- Os tribunais de Braga, Famalicão e Guimarães precisam de obras urgentes, segundo o relatório anual de 2025.
- Em Guimarães, o campus da justiça prometido há mais de oito anos continua sem projeto de arquitetura.
- A Câmara Municipal de Guimarães já cedeu o terreno para o campus, mas o processo não avança.
- Em Braga, está em curso um procedimento do Ministério da Justiça para a construção de um novo palácio da justiça, para acolher juízos do edifício arrendado de Creixomil, o Juízo do Trabalho e serviços da Praça Condessa Mumadona.

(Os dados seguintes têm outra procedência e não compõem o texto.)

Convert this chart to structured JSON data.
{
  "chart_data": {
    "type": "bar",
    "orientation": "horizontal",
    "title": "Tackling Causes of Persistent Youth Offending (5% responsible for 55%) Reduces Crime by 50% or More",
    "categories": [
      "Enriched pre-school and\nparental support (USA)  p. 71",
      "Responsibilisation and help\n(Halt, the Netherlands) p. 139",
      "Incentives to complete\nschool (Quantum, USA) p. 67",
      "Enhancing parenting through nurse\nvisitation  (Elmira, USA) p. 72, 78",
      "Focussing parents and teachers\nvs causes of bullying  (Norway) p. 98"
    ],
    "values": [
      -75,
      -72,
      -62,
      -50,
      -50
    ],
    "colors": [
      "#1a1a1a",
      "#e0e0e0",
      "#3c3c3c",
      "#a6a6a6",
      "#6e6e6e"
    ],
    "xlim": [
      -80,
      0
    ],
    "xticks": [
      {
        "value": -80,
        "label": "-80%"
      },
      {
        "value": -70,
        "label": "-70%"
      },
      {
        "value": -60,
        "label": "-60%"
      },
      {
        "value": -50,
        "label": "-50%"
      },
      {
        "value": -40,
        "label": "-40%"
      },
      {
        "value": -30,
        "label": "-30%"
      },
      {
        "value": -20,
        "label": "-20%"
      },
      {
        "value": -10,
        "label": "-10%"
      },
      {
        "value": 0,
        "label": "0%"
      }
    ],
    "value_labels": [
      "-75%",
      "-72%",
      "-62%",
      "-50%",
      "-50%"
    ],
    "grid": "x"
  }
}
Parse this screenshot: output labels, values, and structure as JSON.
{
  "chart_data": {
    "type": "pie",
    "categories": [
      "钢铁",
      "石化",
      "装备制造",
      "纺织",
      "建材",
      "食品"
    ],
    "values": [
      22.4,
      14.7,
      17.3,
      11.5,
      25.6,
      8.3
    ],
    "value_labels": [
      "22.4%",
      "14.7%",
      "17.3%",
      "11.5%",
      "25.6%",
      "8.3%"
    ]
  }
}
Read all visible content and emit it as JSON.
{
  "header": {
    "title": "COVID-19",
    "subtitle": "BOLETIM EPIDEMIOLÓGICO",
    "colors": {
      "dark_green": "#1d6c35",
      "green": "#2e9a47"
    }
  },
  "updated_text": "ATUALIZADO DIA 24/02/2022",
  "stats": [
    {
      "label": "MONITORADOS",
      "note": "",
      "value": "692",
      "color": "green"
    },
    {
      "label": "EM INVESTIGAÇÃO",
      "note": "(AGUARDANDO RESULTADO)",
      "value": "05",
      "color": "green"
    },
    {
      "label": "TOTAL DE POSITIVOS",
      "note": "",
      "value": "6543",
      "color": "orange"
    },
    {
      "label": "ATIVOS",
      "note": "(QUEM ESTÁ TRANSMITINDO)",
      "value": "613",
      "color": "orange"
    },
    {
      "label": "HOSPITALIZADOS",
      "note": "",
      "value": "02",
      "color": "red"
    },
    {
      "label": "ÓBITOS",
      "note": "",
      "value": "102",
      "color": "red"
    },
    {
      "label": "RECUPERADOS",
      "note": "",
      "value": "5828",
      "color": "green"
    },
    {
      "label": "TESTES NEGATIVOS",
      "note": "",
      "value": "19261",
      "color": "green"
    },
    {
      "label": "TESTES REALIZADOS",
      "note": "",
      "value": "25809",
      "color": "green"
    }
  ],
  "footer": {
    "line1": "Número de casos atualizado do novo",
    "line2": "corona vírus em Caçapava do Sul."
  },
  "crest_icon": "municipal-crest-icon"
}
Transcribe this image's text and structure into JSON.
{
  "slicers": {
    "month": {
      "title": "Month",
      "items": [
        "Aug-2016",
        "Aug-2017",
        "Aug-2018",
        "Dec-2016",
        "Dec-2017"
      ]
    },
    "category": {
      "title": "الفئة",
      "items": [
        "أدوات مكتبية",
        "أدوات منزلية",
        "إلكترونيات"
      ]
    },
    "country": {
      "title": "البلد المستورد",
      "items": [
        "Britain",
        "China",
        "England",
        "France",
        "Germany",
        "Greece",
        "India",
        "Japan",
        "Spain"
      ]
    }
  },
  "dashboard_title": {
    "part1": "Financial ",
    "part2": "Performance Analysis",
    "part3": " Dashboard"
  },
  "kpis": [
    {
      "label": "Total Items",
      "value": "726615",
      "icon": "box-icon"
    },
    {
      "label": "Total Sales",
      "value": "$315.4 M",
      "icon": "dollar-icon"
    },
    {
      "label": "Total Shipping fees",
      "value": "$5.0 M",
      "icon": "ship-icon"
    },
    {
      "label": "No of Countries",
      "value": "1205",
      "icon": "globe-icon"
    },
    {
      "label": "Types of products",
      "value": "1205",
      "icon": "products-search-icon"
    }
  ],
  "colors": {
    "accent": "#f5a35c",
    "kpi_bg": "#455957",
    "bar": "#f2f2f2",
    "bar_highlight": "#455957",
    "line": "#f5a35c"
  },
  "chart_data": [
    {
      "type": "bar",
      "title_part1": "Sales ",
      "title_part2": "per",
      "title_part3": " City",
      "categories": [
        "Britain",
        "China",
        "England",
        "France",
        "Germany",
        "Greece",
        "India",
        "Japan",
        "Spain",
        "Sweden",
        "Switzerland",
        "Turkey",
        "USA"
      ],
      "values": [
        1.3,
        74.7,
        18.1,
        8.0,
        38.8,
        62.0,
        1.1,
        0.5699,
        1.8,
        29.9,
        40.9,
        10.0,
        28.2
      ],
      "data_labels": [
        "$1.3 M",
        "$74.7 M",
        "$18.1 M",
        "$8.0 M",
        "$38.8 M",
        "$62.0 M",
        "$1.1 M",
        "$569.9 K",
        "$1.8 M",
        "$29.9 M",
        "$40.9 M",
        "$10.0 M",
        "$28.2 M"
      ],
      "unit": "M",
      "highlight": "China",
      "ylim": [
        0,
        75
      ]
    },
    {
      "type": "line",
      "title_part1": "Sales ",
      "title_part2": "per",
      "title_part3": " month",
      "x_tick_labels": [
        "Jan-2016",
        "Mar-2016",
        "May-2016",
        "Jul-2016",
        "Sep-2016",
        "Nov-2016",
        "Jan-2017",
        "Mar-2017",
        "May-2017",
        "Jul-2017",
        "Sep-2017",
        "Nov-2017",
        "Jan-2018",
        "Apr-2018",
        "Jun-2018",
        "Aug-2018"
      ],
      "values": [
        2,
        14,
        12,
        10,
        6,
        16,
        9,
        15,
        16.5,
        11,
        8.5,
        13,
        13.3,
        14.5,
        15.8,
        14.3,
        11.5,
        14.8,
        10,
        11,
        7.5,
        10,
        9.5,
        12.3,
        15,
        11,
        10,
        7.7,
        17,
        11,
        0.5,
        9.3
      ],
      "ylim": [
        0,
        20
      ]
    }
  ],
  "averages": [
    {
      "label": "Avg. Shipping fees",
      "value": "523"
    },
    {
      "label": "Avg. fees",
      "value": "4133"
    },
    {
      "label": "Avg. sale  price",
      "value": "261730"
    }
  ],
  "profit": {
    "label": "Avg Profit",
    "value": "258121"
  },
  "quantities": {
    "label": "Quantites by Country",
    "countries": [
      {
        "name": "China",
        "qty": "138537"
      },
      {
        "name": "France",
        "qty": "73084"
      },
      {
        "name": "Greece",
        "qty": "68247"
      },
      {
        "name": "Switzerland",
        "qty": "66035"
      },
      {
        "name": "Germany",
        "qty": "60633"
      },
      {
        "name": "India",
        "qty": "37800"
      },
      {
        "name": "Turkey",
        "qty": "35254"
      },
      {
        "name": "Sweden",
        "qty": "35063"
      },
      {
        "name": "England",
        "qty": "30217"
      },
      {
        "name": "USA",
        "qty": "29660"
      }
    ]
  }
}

- O estado de degradação dos imóveis da Comarca de Braga é destacado pela juíza-presidente Filipa Afonso Aguiar no relatório de 2025.
Os tribunais de Braga, Famalicão e Guimarães enfrentam obras urgentes, enquanto o cronograma de promessa de novas infraestruturas permanece parado. O foco está na reabilitação dos edifícios existentes e na construção de novas competências para a Justiça nas três cidades.
Em Braga, o relatório anual de 2025 aponta degradação progressiva dos imóveis ao serviço da Comarca. O Ministério da Justiça tem um procedimento em marcha para a construção de um novo palácio da justiça que acolha as funções dos juízos do edifício de Creixomil, do Juízo do Trabalho e, dentro do possível, serviços da Praça Condessa Mumadona.
A Câmara Municipal de Guimarães cedeu um terreno para a construção do campus da justiça há anos, mas, de acordo com o relatório, já decorrera mais um ano sem avançar para a fase de projeto de arquitetura. Entidades envolvidas reiteram a necessidade de uma intervenção estruturante.
Situação atual
A necessidade de obras emergentes é destacada pela comarca de Braga, com o objetivo de desbloquear funções críticas da justiça local. As obras em Famalicão e Guimarães também são referidas como prioritárias para melhorar acessibilidade e eficiência administrativa.
O diagnóstico reforça que sem projetos concretos não é possível avançar com licitações ou execução de obras. O relatório enfatiza a urgência de planeamento para evitar deterioração adicional dos espaços judiciários.
Fontes da comarca de Braga mantêm o enfoque na reabilitação necessária, inclusive de estruturas que já não suportam a carga de trabalho atual. A situação exige coordenação entre o Ministério da Justiça, câmaras municipais e entidades locais.